Diane and I had been living together for more than 30 years, and our children were 28 and 26 when we got civilled. We’d never wanted to get married. It seemed a bit too pipe and slippers. It also felt like tempting fate. We were really happy without being married, so why change things? And you can’t have more of a commitment than children. But we always said if they introduced civil partnerships for heterosexual couples, we’d get civilled.
I think friends assumed we did it primarily for tax reasons – to ensure that if one of us died, the other wasn’t left in the shit. There was an element of that. But more importantly, we actively wanted to get civilled. It actually felt really romantic – tying the civil knot as an expression of love after all this time together. It was such a beautiful day, in every way. 3 January 2020, just after civil partnerships had been legalised for opposite-sex couples, and we almost made history. We were only the fourth heterosexual couple to be civilled in Haringey. Get in!
The ceremony was short and super sweet. We had a lovely registrar (she beamed throughout and said it was the most “joyful” ceremony she’d officiated), we played some of our fave and most appropriate songs, dancing into the room to Jackie Wilson’s (Your Love Keeps Lifting Me) Higher and Higher followed by Stevie Wonder’s I Believe (When I Fall In Love It Will Be Forever) and closing with Marvin Gaye’s How Sweet It is (To Be Loved By You). I was bucketing 30 years’ worth of tears when I made a speech and signed the book.
As well as being a great day, with hindsight, we also look back at it as an age of relative innocence. Covid was already circulating, but we were in blissful ignorance about what was round the corner, never having experienced a pandemic before, especially one involving a novel virus.
We just had close family there – my sister’s family, Diane’s sister’s family, the mums and Jimmy, who is our unofficially adopted son. We had a huge party planned for March, but it never happened because I got ill and (even if Boris Johnson didn’t think so) we thought it was irresponsible to get so many people together in the pandemic.

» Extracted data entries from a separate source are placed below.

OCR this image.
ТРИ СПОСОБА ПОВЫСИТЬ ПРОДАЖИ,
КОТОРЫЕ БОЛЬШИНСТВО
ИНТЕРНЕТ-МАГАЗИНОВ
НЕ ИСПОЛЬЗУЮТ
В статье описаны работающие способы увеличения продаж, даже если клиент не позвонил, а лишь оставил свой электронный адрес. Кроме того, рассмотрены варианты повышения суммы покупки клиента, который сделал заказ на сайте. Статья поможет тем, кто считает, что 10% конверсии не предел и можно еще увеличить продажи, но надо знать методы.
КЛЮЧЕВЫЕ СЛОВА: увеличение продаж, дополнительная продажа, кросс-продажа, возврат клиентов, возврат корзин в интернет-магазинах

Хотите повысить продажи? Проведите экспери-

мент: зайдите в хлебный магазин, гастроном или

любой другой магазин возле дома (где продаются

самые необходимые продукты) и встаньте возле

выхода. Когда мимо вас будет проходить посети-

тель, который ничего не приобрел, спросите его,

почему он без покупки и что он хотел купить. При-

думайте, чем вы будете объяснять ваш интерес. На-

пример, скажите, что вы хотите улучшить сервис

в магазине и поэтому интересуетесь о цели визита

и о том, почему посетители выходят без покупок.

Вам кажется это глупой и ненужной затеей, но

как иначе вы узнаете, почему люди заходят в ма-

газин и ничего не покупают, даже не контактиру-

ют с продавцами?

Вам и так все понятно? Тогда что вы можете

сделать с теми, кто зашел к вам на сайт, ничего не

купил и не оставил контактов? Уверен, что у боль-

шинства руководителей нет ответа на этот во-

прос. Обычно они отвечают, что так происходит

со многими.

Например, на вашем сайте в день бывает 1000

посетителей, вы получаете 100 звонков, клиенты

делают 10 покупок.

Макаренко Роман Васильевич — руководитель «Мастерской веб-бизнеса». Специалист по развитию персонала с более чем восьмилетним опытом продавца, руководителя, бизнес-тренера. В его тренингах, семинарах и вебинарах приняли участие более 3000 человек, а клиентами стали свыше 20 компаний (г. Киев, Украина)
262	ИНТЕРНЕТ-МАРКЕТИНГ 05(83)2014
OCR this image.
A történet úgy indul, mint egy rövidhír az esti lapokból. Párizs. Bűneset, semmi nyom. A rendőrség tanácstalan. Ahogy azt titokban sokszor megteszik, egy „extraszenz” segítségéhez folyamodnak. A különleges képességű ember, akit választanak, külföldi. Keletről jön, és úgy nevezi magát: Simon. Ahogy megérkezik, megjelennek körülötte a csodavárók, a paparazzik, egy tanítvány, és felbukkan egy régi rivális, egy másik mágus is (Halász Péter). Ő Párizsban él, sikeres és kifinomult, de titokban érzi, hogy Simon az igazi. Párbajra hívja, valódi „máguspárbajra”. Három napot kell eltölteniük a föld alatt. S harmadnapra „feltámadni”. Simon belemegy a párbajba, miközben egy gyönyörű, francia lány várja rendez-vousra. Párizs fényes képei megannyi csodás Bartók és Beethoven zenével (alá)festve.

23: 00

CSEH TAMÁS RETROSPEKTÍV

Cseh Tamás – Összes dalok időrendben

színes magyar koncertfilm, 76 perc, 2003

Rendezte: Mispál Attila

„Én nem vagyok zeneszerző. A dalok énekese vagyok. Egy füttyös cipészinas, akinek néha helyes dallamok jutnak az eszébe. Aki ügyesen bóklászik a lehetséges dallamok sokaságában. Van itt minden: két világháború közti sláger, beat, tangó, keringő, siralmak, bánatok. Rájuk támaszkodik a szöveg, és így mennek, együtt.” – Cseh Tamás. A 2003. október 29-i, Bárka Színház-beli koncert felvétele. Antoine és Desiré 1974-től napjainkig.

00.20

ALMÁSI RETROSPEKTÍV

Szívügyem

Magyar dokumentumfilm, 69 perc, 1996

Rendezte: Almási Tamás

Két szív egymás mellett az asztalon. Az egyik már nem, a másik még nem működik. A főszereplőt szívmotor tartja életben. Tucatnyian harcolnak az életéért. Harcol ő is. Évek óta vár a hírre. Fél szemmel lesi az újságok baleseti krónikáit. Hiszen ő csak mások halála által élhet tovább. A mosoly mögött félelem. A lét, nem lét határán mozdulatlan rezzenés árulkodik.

A few days after the planned party, the country went into lockdown. At the time, it was devastating not being able to get all our friends together. But every negative has an upside (well, lots do). We got to eat more than our share of the food, and gave away the rest of it to homelessness charities. And not having the party has made the ceremony even more of a memorable occasion.
I love this picture, taken by our older daughter, Alix, for lots of reasons. I find it really hard to smile naturally for the camera, but this is totally real – my smiliest smile ever. Diane seems pretty happy, too. I also love it because it’s the last time both our mums were together for an event, and both have since died. I’m sure they wanted to ask why we had to get civilled rather than married, but they just enjoyed the day instead. Finally, I love it because our younger daughter Maya is sitting so close to my mum, she looks as if she’s on her knee, which reminds me of old times.